Ce traitement de choc, cela fait des années qu'avec l'aide de leur complice Schäuble, Barroso et maintenant Junker ont entrepris de l'appliquer à la Grèce, avec les résultats que l'on sait. Cela fait des années qu'est appliquée la même politique qui est un tissu de non-sens, en espérant à chaque fois contre toute raison un résultat différent. Contre tout bon sens, la BCE prête aux banques à un taux proche de zéro, pour leur permettre de prêter à des taux parfois usuraires. Alors, qu'on nous explique ce qui empêcherait la BCE de prêter directement aux états, si ce n'est un traité de Maastricht dont il faudrait d'urgence modifier les règles complètement obsolètes.

L'Union Européenne, la BCE et le FMI exigent des réformes fiscales qui pénalisent les plus pauvres, mais n'empêchent pas les plus riches de pratiquer l'évasion fiscale à grande échelle. Mais, comment la Commission Européenne peut-elle exiger toujours plus de ce petit pays, alors que les grands pays eux-mêmes, comme on l'a vu avec le scandale des Panama Papers, sont incapables de traiter cette vérole causée par un seul agent pathogène : l'ultralibéralisme, qui assèche les finances publiques et tarit les économies au profit des 1% les plus riches. Pour revenir à la Grèce, même le FMI, aujourd'hui, ne suit plus et proclame que, de gré ou de force, il va falloir procéder à un allègement de la dette grecque. Mais c'est une Allemagne à la mémoire courte qui se montre intransigeante !

Il faut croire que Varoufakis a raison quand il proclame que la Grèce n'est qu'un "laboratoire" et que le véritable objectif de la Commission et du ministre Schauble est de détruire notre état-providence né de la guerre et de la résistance. Cela s'affirme dans l'interview que Junker a accordé au  Monde : "La réforme du travail est le minimum de ce qu'il faudrait faire" et il faudrait même aller plus loin, c'est à dire, selon l'expression de Marianne, foncer encore plus vite en direction du mur Et, pour faire bonne mesure, "un minimum quand on le compare aux réformes comme celles qui ont été imposées aux grecs". On ne peut être plus clair ! Pour l'instant, c'est le code du travail, demain, ce sera les protections sociales qu'il faudra démanteler, au nom d'une sacro-sainte productivité qui ne profite qu'aux actionnaires. 

Mais Junker et sa clique, du haut de leur science infuse et de leur grande suffisance, traitent par le mépris ceux qui ne pensent pas comme eux et mènent leur politique sans en tenir compte . Des exemples ?

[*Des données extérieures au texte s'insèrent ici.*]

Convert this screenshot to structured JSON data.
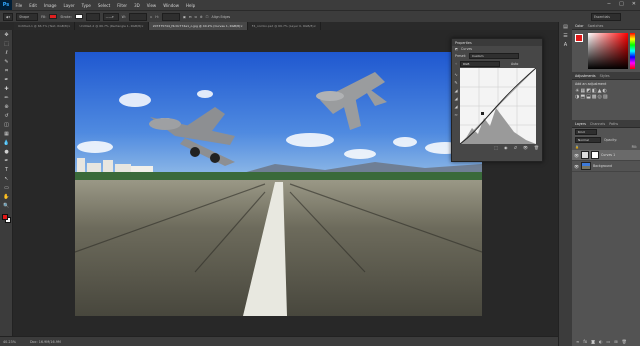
{
  "app": {
    "logo": "Ps"
  },
  "menu": [
    "File",
    "Edit",
    "Image",
    "Layer",
    "Type",
    "Select",
    "Filter",
    "3D",
    "View",
    "Window",
    "Help"
  ],
  "window_controls": [
    "−",
    "□",
    "✕"
  ],
  "options_bar": {
    "tool_mode": "Shape",
    "fill_label": "Fill:",
    "stroke_label": "Stroke:",
    "width_label": "W:",
    "height_label": "H:",
    "align_edges": "Align Edges",
    "workspace": "Essentials"
  },
  "tabs": [
    {
      "label": "Untitled-1 @ 66.7% (Text, RGB/8)",
      "active": false
    },
    {
      "label": "Untitled-2 @ 66.7% (Rectangle 1, RGB/8)",
      "active": false
    },
    {
      "label": "207375744_f4c0c774a1_o.jpg @ 40.2% (Curves 1, RGB/8)",
      "active": true
    },
    {
      "label": "F4_combo.psd @ 66.7% (Layer 0, RGB/8)",
      "active": false
    }
  ],
  "tools": [
    "move-icon",
    "marquee-icon",
    "lasso-icon",
    "quick-select-icon",
    "crop-icon",
    "eyedropper-icon",
    "healing-icon",
    "brush-icon",
    "stamp-icon",
    "history-brush-icon",
    "eraser-icon",
    "gradient-icon",
    "blur-icon",
    "dodge-icon",
    "pen-icon",
    "type-icon",
    "path-select-icon",
    "shape-icon",
    "hand-icon",
    "zoom-icon"
  ],
  "tool_glyphs": [
    "✥",
    "⬚",
    "ℓ",
    "✎",
    "⌗",
    "✒",
    "✚",
    "✏",
    "⊕",
    "↺",
    "◫",
    "▦",
    "💧",
    "●",
    "✒",
    "T",
    "↖",
    "▭",
    "✋",
    "🔍"
  ],
  "status": {
    "zoom": "40.23%",
    "doc": "Doc: 16.9M/16.9M"
  },
  "properties": {
    "title": "Properties",
    "adjustment": "Curves",
    "preset_label": "Preset:",
    "preset": "Custom",
    "channel": "RGB",
    "auto": "Auto"
  },
  "right_panels": {
    "color_tabs": [
      "Color",
      "Swatches"
    ],
    "adjust_tabs": [
      "Adjustments",
      "Styles"
    ],
    "adjust_hint": "Add an adjustment",
    "layer_tabs": [
      "Layers",
      "Channels",
      "Paths"
    ],
    "kind": "Kind",
    "blend": "Normal",
    "opacity_label": "Opacity:",
    "fill_label": "Fill:",
    "layers": [
      {
        "name": "Curves 1",
        "selected": true
      },
      {
        "name": "Background",
        "selected": false
      }
    ]
  },
  "colors": {
    "fg": "#e01818",
    "bg": "#ffffff"
  }
}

- Dans une interview au monde (18 Juillet 2015), l'inénarrable Donald Tusk nous apprend qu'en Europe, "il y a trop de Rousseau et de Voltaire et pas assez de Montesquieu". En disant cela, il ne fait rien d'autre qu'étaler son inculture, car il devrait avoir entendu parler d'une séparation des pouvoirs que ne pratique pas l'Europe ! Quant au "trop de Rousseau", il ne saute pas aux yeux, dans une Europe adepte du catéchisme néo-libéral qui tue toute velléité d'égalité entre les citoyens ! Le même Donald Trump a choisi de prendre Krugman pour un imbécile, ce qui est une façon comme une autre de ne pas tenir compte des avis contraires. 

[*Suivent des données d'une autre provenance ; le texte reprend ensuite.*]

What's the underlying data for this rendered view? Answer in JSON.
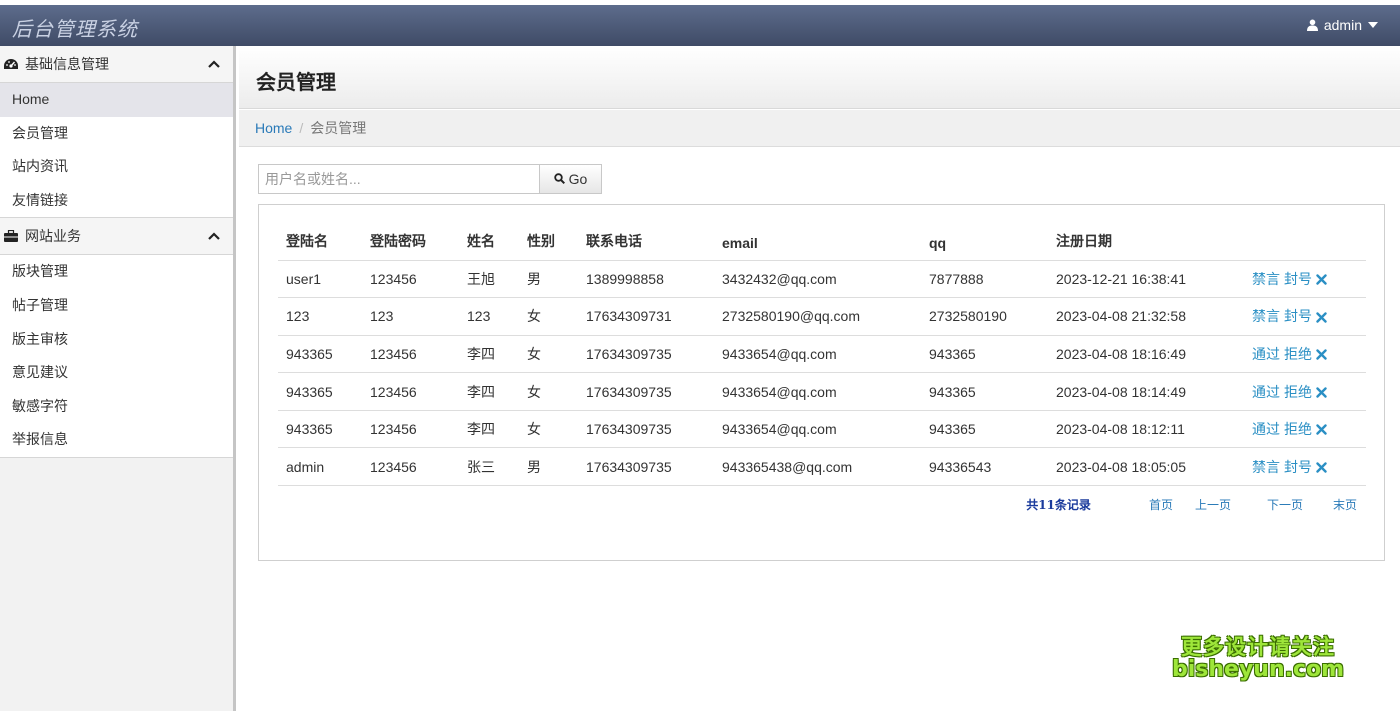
{
  "app": {
    "title": "后台管理系统"
  },
  "user": {
    "name": "admin"
  },
  "sidebar": {
    "sections": [
      {
        "title": "基础信息管理",
        "icon": "dashboard-icon",
        "items": [
          {
            "label": "Home",
            "active": true
          },
          {
            "label": "会员管理"
          },
          {
            "label": "站内资讯"
          },
          {
            "label": "友情链接"
          }
        ]
      },
      {
        "title": "网站业务",
        "icon": "briefcase-icon",
        "items": [
          {
            "label": "版块管理"
          },
          {
            "label": "帖子管理"
          },
          {
            "label": "版主审核"
          },
          {
            "label": "意见建议"
          },
          {
            "label": "敏感字符"
          },
          {
            "label": "举报信息"
          }
        ]
      }
    ]
  },
  "page": {
    "title": "会员管理"
  },
  "breadcrumb": {
    "home": "Home",
    "separator": "/",
    "current": "会员管理"
  },
  "search": {
    "placeholder": "用户名或姓名...",
    "value": "",
    "button_label": "Go"
  },
  "table": {
    "columns": [
      "登陆名",
      "登陆密码",
      "姓名",
      "性别",
      "联系电话",
      "email",
      "qq",
      "注册日期",
      ""
    ],
    "rows": [
      {
        "cells": [
          "user1",
          "123456",
          "王旭",
          "男",
          "1389998858",
          "3432432@qq.com",
          "7877888",
          "2023-12-21 16:38:41"
        ],
        "actions": [
          "禁言",
          "封号"
        ]
      },
      {
        "cells": [
          "123",
          "123",
          "123",
          "女",
          "17634309731",
          "2732580190@qq.com",
          "2732580190",
          "2023-04-08 21:32:58"
        ],
        "actions": [
          "禁言",
          "封号"
        ]
      },
      {
        "cells": [
          "943365",
          "123456",
          "李四",
          "女",
          "17634309735",
          "9433654@qq.com",
          "943365",
          "2023-04-08 18:16:49"
        ],
        "actions": [
          "通过",
          "拒绝"
        ]
      },
      {
        "cells": [
          "943365",
          "123456",
          "李四",
          "女",
          "17634309735",
          "9433654@qq.com",
          "943365",
          "2023-04-08 18:14:49"
        ],
        "actions": [
          "通过",
          "拒绝"
        ]
      },
      {
        "cells": [
          "943365",
          "123456",
          "李四",
          "女",
          "17634309735",
          "9433654@qq.com",
          "943365",
          "2023-04-08 18:12:11"
        ],
        "actions": [
          "通过",
          "拒绝"
        ]
      },
      {
        "cells": [
          "admin",
          "123456",
          "张三",
          "男",
          "17634309735",
          "943365438@qq.com",
          "94336543",
          "2023-04-08 18:05:05"
        ],
        "actions": [
          "禁言",
          "封号"
        ]
      }
    ]
  },
  "pager": {
    "count_text": "共11条记录",
    "first": "首页",
    "prev": "上一页",
    "next": "下一页",
    "last": "末页"
  },
  "watermark": {
    "line1": "更多设计请关注",
    "line2": "bisheyun.com"
  },
  "colors": {
    "link": "#2a8fc4",
    "topbar": "#4a5775",
    "count": "#1a3a9c",
    "watermark": "#9ee63a"
  }
}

- Le traité transatlantique de libre échange (TAFTA) rencontre une opposition croissante de la part des citoyens : la pétition lancée par Caroline de Haas a rencontré un succès qu'elle n'attendait peut-être pas elle-même, plus de trois millions de signatures réparties dans toute l'Europe, dont le tiers en Allemagne. La magistrature allemande s'est prononcée contre les tribunaux d'arbitrage, qui sont le principal point d'achoppement du traité, car les états qui prennent des mesures d'interdiction contre les gaz de schiste ou les empoisonneurs publics du type Monsanto ou Bayer pourraient être condamnés. En somme, la dissolution de l'état, mais sûrement pas comme l'avait prévu Marx. Mais, après tout, cela n'arrangerait-il pas les affaires de la Commission Européenne, dont le président proclame la supériorité des traités européens sur la souveraineté des peuples ? C'est peut-être pourquoi ce traité de libre-échange est négocié dans une opacité totale qu'ont même relevée certains hommes politiques, sans aucun débat et contre l'avis de citoyens qui aimeraient avoir leur mot à dire.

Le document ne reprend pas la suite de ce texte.